Variances are not quite equal so we will use equal_var as False:

In [None]:
t, p = stats.ttest_ind(shots_made_sample, shots_missed_sample, equal_var=False)
t, p / 2

In [None]:
print("is p/2 < alpha? ", p / 2 < alpha)
print("is t > 0? ", t > 0)

In [None]:
if p / 2 > alpha:
    print("We fail to reject $H_{0}$")
elif t < 0:
    print("We fail to reject $H_{0}$")
else:
    print("We reject $H_{0}$")


#### Takeaway: It looks like the amount of time in game does not relate to when a 3pt shot was made.

______________________________

#### Hypothesis 4): 3pt shots made have a relationship with how much time a player had rested prior to the shoot.

In [None]:
shots_made_rest = train[train.shot_result == "Made Shot"].since_rest

In [None]:
shots_made_rest.hist()

In [None]:
shots_missed_rest = train[train.shot_result == "Missed Shot"].since_rest

In [None]:
shots_missed_rest.hist()

The shapes look very similar.
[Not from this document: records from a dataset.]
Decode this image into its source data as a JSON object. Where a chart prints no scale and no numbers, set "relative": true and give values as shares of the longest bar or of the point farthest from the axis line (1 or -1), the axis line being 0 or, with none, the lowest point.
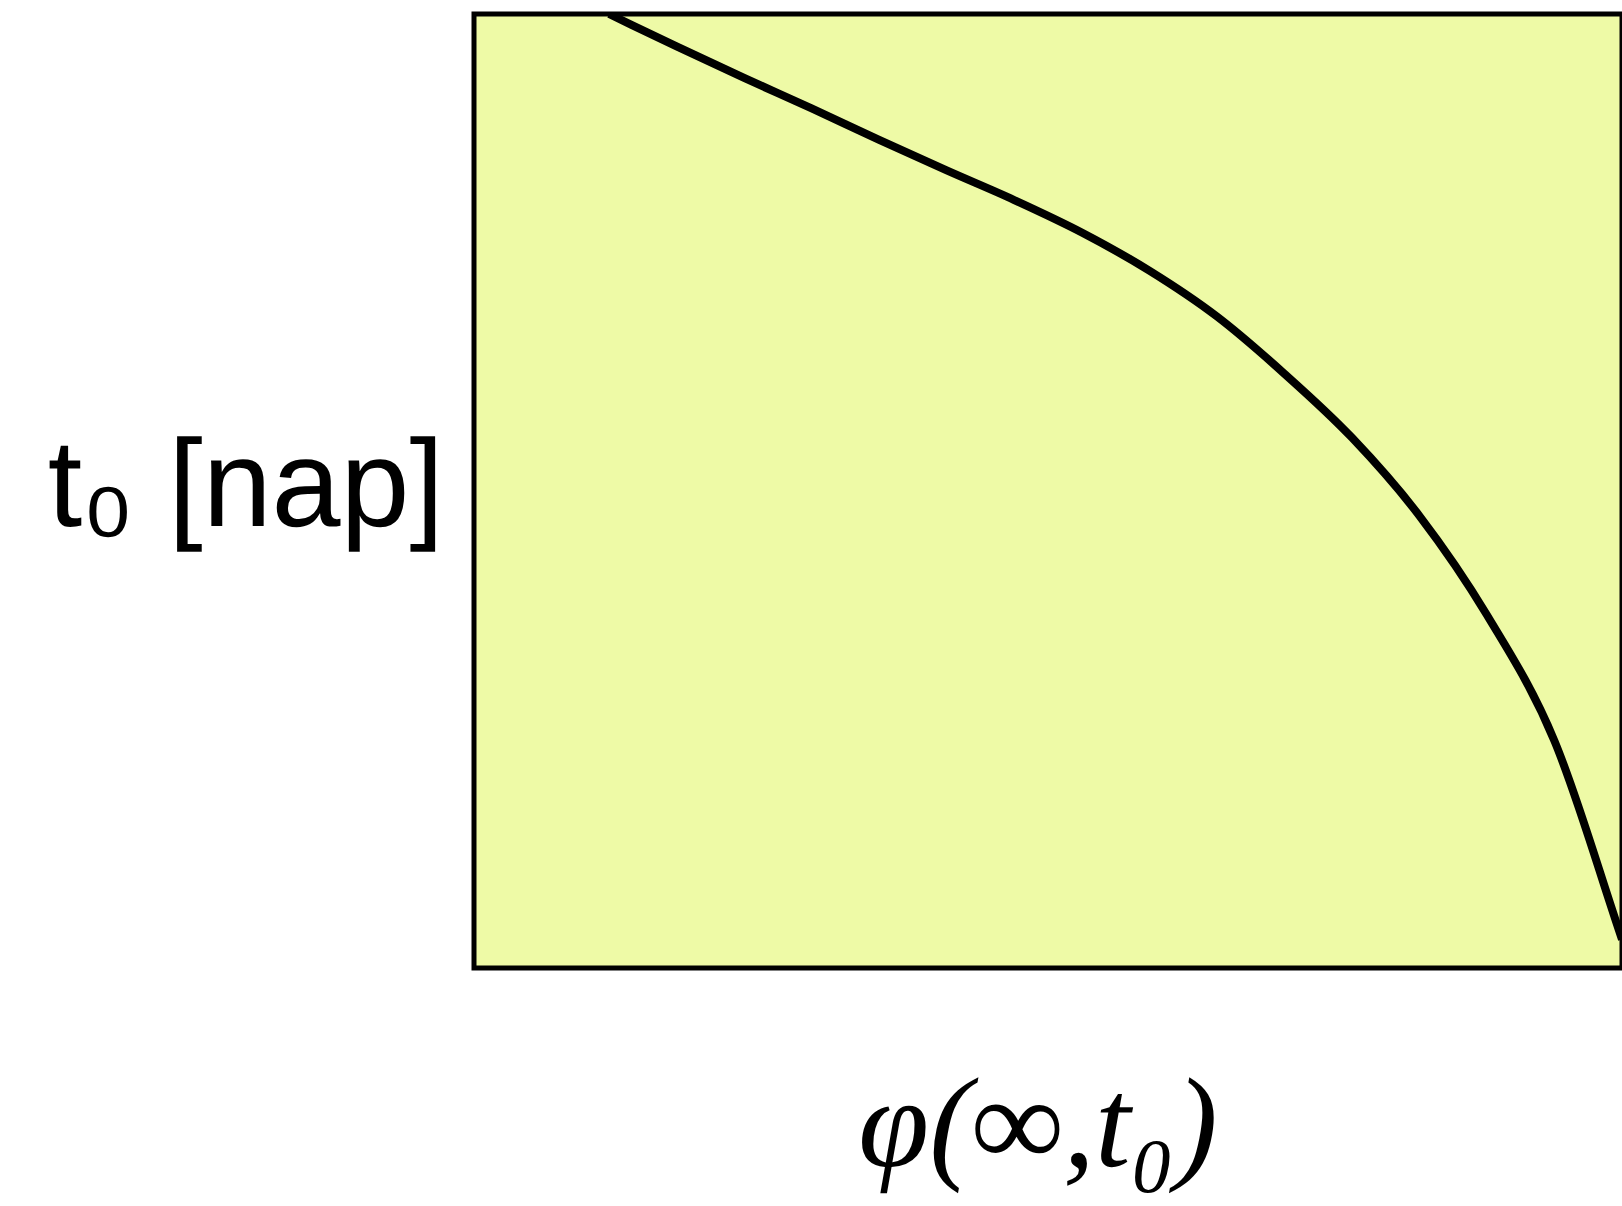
{
  "chart_data": {
    "type": "line",
    "xlabel": "φ(∞,t₀)",
    "ylabel": "t₀ [nap]",
    "categories": [
      null,
      null,
      null,
      null,
      null,
      null,
      null,
      null,
      null,
      null,
      null,
      null,
      null,
      null,
      null,
      null,
      null,
      null
    ],
    "series": [
      {
        "color": "#000000",
        "values": [
          null,
          null,
          1,
          0.966,
          0.933,
          0.901,
          0.868,
          0.836,
          0.805,
          0.771,
          0.731,
          0.683,
          0.623,
          0.556,
          0.474,
          0.37,
          0.238,
          0.03
        ]
      }
    ],
    "relative": true,
    "tick_labels": false,
    "marker": "none",
    "line_style": "solid"
  }
}
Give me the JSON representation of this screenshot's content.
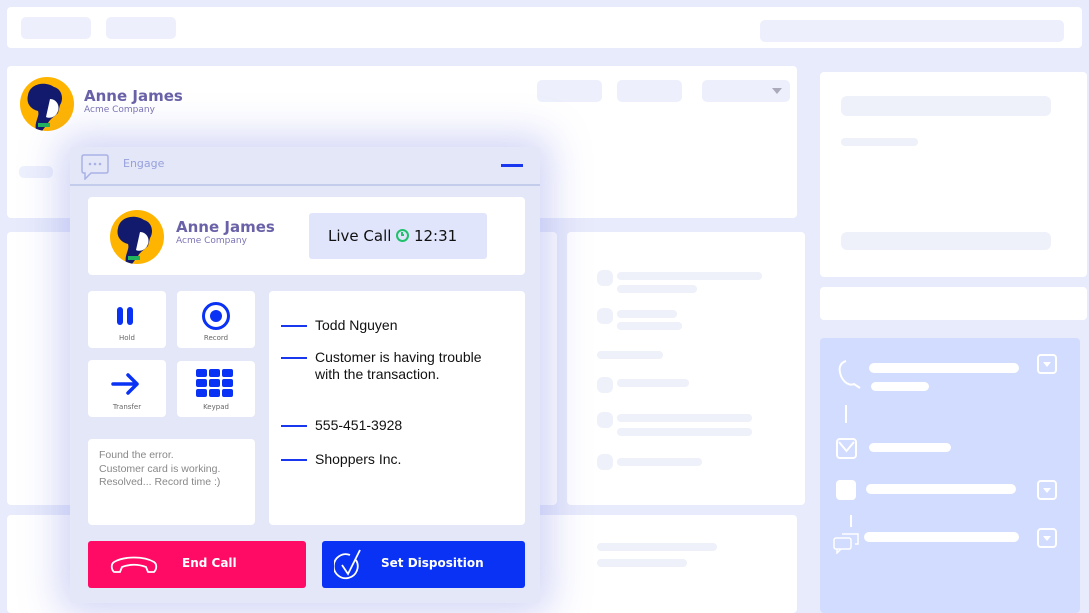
{
  "contact": {
    "name": "Anne James",
    "company": "Acme Company"
  },
  "widget": {
    "title": "Engage",
    "minimize_icon": "minimize-icon"
  },
  "call": {
    "status": "Live Call",
    "timer": "12:31",
    "timer_color": "#1fc16b"
  },
  "controls": [
    {
      "label": "Hold",
      "icon": "pause-icon"
    },
    {
      "label": "Record",
      "icon": "record-icon"
    },
    {
      "label": "Transfer",
      "icon": "arrow-right-icon"
    },
    {
      "label": "Keypad",
      "icon": "keypad-icon"
    }
  ],
  "notes": "Found the error.\nCustomer card is working.\nResolved... Record time :)",
  "details": [
    "Todd Nguyen",
    "Customer is having trouble with the transaction.",
    "555-451-3928",
    "Shoppers Inc."
  ],
  "buttons": {
    "end_call": "End Call",
    "set_disposition": "Set Disposition"
  },
  "colors": {
    "accent": "#0a32f5",
    "end_call": "#ff0a64",
    "background": "#e8ebfb",
    "timeline_panel": "#d2dcfe"
  }
}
Let's look at variances:

#### $H_0$ Mean of made shots is higher or equal to the mean of missed shots. 
#### $H_a$ Mean of made shots is less than mean of missed shots.

In [None]:
alpha = .05

#checking for equal variances:
print(shots_made_rest.var())
print(shots_missed_rest.var())

In [None]:
#variances not the same so var will equal false in test:
t, p = stats.ttest_ind(shots_made_rest, shots_missed_rest, equal_var=False)
t, p / 2

In [None]:
print("is p/2 < alpha? ", p / 2 < alpha)
print("is t > 0? ", t > 0)

In [None]:
if p / 2 > alpha:
    print("We fail to reject $H_{0}$")
elif t < 0:
    print("We fail to reject $H_{0}$")
else:
    print("We reject $H_{0}$")

_____________________________________

## Rechecking with more confidence in alpha and ANOVA testing 
for Missed vs Made and play time 

I want to make sure there isn't some odd randomness happening, so I'll use both the Missed and Made shots and do an Anova test with 99% accuracy check if there isn't something odd going on between the variables.
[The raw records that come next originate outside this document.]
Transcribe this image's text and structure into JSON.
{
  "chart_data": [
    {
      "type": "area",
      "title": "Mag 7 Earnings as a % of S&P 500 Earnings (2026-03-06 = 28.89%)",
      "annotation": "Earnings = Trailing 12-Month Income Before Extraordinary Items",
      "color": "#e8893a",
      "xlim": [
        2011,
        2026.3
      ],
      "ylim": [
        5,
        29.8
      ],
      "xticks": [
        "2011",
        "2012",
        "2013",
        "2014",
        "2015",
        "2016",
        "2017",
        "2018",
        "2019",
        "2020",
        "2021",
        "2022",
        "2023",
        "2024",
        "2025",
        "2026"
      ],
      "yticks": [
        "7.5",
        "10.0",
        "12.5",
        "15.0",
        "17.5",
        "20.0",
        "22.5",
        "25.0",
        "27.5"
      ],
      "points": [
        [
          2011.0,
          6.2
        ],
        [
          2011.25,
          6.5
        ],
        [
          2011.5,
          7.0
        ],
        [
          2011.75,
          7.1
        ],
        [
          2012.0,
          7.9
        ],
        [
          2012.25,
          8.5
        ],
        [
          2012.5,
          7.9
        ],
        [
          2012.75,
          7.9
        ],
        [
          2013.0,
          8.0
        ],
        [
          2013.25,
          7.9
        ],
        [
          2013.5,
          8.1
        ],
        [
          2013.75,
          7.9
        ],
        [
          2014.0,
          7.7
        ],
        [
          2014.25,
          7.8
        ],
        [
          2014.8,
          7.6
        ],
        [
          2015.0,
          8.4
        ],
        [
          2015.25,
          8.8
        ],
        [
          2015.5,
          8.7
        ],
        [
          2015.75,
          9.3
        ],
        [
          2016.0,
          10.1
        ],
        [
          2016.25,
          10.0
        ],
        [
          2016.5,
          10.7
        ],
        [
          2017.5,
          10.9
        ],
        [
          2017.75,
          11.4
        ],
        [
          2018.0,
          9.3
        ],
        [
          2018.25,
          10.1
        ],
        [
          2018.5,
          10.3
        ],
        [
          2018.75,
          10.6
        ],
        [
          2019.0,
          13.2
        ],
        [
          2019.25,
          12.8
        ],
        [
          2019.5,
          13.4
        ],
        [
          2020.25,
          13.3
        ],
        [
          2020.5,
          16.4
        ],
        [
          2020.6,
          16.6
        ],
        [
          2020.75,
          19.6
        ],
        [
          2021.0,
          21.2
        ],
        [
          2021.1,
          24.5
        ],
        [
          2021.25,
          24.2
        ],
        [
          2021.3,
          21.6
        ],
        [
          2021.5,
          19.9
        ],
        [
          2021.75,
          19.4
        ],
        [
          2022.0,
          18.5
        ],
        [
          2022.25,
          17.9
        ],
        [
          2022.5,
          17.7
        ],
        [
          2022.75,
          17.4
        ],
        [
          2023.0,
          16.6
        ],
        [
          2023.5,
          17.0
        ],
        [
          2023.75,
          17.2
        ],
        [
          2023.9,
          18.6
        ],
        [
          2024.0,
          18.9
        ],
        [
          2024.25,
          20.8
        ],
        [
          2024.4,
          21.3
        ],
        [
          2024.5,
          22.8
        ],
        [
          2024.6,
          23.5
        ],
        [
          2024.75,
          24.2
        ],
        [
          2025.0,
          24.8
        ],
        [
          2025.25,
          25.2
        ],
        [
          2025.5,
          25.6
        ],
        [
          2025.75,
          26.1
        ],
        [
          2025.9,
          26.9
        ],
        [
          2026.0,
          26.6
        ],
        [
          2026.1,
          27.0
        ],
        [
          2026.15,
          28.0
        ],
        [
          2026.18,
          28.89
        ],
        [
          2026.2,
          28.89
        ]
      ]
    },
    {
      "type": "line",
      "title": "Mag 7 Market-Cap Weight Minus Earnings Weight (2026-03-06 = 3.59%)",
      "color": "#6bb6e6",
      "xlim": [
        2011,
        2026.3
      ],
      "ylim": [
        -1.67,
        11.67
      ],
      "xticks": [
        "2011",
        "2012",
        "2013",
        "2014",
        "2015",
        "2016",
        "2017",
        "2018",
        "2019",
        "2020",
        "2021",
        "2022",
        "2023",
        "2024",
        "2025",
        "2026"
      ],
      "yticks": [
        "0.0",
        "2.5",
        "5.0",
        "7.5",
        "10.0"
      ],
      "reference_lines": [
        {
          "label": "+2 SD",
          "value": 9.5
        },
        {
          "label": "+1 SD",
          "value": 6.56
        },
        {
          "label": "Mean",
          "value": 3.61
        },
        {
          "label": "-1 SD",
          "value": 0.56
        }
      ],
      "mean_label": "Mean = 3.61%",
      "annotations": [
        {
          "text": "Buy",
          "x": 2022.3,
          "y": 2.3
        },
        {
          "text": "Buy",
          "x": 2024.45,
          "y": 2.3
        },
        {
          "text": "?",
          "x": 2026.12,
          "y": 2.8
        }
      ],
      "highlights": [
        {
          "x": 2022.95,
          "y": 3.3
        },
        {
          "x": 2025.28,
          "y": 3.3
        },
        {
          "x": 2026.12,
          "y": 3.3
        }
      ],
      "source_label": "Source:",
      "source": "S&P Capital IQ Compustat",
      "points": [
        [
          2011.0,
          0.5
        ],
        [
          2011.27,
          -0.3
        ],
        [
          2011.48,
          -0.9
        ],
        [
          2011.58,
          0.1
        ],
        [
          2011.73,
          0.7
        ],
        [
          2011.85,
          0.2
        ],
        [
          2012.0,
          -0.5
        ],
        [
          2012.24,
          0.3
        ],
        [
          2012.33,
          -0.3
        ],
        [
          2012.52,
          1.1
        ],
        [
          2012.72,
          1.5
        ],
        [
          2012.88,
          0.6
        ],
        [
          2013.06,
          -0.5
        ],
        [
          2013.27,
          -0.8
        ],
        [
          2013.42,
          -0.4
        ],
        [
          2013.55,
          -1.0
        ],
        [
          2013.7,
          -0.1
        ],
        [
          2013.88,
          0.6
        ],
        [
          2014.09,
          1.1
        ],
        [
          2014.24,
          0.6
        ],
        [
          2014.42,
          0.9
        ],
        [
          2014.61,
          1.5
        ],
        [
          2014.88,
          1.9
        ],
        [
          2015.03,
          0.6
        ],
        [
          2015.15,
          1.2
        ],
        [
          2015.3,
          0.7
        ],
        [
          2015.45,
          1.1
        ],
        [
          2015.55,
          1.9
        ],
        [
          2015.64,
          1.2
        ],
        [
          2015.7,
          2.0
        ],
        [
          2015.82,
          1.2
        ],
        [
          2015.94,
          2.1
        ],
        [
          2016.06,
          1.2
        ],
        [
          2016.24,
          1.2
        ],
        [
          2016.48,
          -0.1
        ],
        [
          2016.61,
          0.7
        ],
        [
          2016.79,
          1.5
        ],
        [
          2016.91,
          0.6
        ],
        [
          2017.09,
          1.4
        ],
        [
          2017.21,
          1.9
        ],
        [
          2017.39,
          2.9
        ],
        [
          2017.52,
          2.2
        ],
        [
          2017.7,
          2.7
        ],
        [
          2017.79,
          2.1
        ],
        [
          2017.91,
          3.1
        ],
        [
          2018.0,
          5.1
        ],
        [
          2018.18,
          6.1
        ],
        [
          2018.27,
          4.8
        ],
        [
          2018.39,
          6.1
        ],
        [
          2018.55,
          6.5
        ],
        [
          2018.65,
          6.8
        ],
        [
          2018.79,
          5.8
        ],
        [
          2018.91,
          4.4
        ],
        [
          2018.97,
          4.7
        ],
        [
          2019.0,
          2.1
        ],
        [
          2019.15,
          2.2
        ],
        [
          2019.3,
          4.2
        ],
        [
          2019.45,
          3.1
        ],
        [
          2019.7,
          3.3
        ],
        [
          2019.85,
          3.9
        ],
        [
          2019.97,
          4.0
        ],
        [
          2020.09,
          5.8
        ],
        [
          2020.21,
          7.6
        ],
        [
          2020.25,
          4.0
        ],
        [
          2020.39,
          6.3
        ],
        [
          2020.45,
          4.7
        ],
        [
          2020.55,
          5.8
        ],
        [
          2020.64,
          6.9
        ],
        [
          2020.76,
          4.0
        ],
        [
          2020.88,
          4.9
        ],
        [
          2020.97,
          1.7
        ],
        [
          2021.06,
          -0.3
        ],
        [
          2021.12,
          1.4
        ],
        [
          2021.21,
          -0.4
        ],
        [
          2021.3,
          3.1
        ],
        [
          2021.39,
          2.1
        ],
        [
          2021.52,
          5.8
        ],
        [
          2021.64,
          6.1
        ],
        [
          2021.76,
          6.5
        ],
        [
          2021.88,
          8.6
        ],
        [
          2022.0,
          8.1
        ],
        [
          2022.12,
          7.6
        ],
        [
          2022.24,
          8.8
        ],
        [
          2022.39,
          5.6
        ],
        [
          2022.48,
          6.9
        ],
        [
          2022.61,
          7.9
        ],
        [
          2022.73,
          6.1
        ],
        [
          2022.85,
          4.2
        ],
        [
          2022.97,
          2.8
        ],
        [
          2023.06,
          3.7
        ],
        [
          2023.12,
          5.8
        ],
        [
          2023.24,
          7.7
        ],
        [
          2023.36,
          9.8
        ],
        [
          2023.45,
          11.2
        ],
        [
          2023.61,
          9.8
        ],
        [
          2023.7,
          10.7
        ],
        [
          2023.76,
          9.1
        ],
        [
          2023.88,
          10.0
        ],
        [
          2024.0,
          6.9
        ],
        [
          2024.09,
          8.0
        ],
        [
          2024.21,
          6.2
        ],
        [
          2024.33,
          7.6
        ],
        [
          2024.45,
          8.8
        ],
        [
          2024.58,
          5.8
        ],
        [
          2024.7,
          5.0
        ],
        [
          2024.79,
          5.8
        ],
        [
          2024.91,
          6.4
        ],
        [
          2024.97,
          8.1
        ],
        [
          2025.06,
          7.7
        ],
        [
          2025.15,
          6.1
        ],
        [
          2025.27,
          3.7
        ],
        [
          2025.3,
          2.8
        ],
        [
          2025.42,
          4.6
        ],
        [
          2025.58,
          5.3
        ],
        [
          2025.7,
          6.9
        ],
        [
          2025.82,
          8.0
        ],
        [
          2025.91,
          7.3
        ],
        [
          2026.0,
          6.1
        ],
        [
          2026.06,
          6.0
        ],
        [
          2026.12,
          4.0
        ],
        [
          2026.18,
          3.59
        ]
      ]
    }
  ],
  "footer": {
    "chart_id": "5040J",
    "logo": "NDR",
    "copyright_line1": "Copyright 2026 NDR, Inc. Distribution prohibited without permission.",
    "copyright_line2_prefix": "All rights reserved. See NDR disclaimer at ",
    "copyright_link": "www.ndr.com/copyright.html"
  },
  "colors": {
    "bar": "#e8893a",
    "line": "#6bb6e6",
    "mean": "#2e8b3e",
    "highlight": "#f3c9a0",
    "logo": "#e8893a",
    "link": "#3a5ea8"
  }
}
I can tell on the histograms there is a difference happening, but maybe the 95% confidence in alpha needs to be set differently as the metrics may be close but still varying. We want to find/see that.

In [None]:
null_hypothesis = "Amount of time played when taking a 3pt shot has no relation to when shot is made or missed"
alternative_hypothesis = "Amount of time played when taking a 3pt shot has a relation to when shot is made or missed"
alpha = 0.01 # Let's be 99% certain the result we see isn't due to chance/randomness

In [None]:
# Isolating out made vs missed shots:
made_shots = train[train.shot_result == "Made Shot"].play_time
missed_shots = train[train.shot_result == "Missed Shot"].play_time

In [None]:
# f_oneway is our ANOVA test
# See https://docs.scipy.org/doc/scipy/reference/generated/scipy.stats.f_oneway.html for more info
from scipy.stats import f_oneway

f, p = f_oneway(made_shots, missed_shots)
p

In [None]:
if p < alpha:
    print("We reject the null hypothesis that", null_hypothesis)
    print("We move forward with the alternative hypothesis that", alternative_hypothesis)
else:
    print("We fail to reject the null hypothesis")
    print("Evidence does not support the claim that play time averages are significantly different across made or missed shots.")

______________________________